Complex Integration Over a Semicircle

Question

I don't really understand how I solve ii) in the problem linked. I'm quite sure that it involves splitting up the integral in i) to parts over $C_R$ and $[-R,R]$, but I don't know how to solve the latter. Since it's just along the real axis, I can take the real part of the integral and get $$\int_{-R}^{R}\frac{e^{i\pi x}}{x^2+2x+2}dx.$$

Taking the limit as $R \rightarrow \infty$ (if what I'm thinking is correct) should give me the same answer as i), but I'm not sure how to evaluate this integral.

Thanks.

Problem

Answer 1

Note that we can write for $R>2$

$$\begin{align} \left|\int_{C_R}\frac{e^{iz}}{z^2+2z+2}\,dz\right|&\overbrace{=}^{z=Re^{i\theta}}\left|\int_0^\pi \frac{e^{iRe^{i\theta}}}{(Re^{i\theta})^2+2Re^{i\theta}+2}\,iRe^{i\theta}\,d\theta\right|\\\\ &\le \int_0^\pi \frac{\left|e^{-R\sin(\theta)}e^{iR\cos(\theta)}\right|}{|(Re^{i\theta}+1)^2+1|}\,\,\left|iRe^{i\theta}\right|\,d\theta\\\\ &\le\int_0^\pi \frac{Re^{-R\sin(\theta)}}{||Re^{i\theta}+1|^2-1|}\,d\theta\\\\ &\le \int_0^\pi \frac{e^{-R\sin(\theta)}}{R-2}\,d\theta \\\\ &= \frac{2}{R-2}\int_0^{\pi/2} e^{-R\sin(\theta)}\,d\theta\\\\ &\le \frac{2}{R-2}\int_0^{\pi/2}e^{-2R\theta/\pi}\,d\theta\\\\ &=\frac{\pi(1-e^{-R})}{R(R-2)} \end{align}$$

which clearly approaches $0$ as $R\to \infty$. And we are done!

Answer 2

The solution for ii) doesn't rely on the solution for i).
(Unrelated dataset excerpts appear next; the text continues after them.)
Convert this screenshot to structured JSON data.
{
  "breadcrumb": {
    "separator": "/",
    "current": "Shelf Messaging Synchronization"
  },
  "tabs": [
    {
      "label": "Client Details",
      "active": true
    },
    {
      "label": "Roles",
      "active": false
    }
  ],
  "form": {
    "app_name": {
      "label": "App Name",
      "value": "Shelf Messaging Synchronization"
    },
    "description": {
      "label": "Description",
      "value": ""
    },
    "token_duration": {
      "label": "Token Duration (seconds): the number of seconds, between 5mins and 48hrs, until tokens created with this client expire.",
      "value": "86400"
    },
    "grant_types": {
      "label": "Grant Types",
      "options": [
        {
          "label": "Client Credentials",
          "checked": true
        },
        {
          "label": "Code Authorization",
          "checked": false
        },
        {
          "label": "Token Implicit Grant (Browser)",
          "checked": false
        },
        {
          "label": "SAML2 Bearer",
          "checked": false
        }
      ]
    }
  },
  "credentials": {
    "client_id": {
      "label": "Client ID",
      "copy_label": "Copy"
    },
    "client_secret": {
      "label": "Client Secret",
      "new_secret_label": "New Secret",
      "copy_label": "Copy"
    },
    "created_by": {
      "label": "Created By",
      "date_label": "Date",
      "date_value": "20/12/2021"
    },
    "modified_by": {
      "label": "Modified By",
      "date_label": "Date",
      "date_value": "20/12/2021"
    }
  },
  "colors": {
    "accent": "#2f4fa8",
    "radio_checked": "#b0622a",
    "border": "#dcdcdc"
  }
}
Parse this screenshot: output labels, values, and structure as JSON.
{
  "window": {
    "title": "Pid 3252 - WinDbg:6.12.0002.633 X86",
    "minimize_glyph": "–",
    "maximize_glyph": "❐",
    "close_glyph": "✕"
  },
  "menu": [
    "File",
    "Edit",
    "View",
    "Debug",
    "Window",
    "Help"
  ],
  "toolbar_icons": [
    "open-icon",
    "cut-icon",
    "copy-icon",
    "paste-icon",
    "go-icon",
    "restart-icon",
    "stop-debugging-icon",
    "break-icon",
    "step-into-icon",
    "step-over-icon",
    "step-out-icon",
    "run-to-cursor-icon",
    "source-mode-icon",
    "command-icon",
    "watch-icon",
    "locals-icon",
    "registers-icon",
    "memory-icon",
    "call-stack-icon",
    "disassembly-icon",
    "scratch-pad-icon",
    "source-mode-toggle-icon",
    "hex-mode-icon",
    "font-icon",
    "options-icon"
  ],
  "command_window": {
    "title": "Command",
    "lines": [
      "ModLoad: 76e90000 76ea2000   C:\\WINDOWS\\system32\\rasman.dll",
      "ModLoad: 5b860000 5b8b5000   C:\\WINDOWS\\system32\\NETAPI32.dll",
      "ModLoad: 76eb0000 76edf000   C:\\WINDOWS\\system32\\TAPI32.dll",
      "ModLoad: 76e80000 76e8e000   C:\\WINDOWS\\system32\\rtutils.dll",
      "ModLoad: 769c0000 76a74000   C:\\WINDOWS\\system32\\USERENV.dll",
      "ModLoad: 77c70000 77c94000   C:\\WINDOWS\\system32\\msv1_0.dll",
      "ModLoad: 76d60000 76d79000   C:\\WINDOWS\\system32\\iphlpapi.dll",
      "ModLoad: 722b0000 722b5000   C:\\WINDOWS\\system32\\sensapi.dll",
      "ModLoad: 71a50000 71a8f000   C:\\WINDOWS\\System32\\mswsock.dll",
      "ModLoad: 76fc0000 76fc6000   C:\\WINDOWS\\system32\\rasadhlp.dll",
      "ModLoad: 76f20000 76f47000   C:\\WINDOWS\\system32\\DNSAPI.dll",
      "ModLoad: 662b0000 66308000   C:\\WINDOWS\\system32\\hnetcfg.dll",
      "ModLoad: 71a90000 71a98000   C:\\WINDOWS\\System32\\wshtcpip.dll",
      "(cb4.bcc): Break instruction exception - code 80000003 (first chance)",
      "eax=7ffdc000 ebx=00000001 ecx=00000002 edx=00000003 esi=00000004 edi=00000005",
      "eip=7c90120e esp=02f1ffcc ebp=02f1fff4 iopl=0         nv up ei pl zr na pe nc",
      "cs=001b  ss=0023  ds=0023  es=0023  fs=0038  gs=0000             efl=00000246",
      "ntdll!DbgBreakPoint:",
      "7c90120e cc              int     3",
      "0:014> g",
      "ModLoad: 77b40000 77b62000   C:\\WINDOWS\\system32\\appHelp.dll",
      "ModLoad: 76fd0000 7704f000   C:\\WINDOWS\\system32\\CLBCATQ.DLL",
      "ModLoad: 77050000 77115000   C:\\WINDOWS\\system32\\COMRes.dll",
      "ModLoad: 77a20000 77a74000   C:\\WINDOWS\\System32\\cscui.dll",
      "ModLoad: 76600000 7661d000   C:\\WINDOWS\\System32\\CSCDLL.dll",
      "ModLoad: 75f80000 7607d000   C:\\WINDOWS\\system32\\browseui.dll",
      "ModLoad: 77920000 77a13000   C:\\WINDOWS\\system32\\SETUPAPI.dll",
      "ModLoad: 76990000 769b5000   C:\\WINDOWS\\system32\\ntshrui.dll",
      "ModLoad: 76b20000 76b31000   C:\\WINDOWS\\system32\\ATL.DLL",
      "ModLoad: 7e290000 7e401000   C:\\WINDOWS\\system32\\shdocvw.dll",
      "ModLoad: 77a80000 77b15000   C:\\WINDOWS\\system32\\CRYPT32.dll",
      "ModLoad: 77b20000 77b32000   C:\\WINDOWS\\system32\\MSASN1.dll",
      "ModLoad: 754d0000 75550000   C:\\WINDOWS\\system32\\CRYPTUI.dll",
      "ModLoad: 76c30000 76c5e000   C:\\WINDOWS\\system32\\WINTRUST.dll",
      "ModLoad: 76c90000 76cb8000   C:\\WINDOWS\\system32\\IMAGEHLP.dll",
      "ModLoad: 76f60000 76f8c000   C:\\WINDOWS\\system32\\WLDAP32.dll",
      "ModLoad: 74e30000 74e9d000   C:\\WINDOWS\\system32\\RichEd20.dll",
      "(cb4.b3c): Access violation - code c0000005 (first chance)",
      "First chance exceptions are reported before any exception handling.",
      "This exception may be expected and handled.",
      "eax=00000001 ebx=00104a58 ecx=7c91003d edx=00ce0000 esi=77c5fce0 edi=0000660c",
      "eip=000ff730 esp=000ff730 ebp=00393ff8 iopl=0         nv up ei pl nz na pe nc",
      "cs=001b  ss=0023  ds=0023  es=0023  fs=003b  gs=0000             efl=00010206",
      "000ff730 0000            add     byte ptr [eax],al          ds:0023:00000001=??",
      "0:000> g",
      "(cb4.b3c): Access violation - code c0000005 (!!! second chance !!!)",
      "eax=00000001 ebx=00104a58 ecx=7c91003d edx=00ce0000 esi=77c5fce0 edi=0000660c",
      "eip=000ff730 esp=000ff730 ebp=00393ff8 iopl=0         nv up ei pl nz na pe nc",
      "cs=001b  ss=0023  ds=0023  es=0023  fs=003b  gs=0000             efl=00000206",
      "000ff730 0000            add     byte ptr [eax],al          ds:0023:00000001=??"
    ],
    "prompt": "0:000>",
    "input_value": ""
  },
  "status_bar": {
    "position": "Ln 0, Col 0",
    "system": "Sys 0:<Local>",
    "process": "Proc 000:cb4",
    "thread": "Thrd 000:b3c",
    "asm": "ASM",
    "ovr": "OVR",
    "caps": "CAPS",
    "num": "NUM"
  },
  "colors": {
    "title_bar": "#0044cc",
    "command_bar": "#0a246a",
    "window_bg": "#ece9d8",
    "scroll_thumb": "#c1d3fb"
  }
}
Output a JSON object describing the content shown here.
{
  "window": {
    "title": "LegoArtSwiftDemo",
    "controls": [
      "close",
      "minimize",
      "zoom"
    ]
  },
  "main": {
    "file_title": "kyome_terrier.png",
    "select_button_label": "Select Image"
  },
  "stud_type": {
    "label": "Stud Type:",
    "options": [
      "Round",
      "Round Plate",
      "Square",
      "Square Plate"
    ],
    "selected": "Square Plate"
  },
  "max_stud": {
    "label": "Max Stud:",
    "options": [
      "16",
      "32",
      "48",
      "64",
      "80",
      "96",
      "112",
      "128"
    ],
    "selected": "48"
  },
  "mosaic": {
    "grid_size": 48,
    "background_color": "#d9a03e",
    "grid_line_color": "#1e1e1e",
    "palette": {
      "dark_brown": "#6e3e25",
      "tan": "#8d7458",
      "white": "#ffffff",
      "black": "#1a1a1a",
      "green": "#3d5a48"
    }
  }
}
Actually, to the best of my understanding, the idea is to eventually use both parts combined to evaluate the integral on the real axis.

To solve ii), all you need is an estimate on the absolute value of the expression inside the integral. Note that the absolute value of the numerator is everywhere less than or equal to 1, whereas that of the denominator is more or less $R^2$.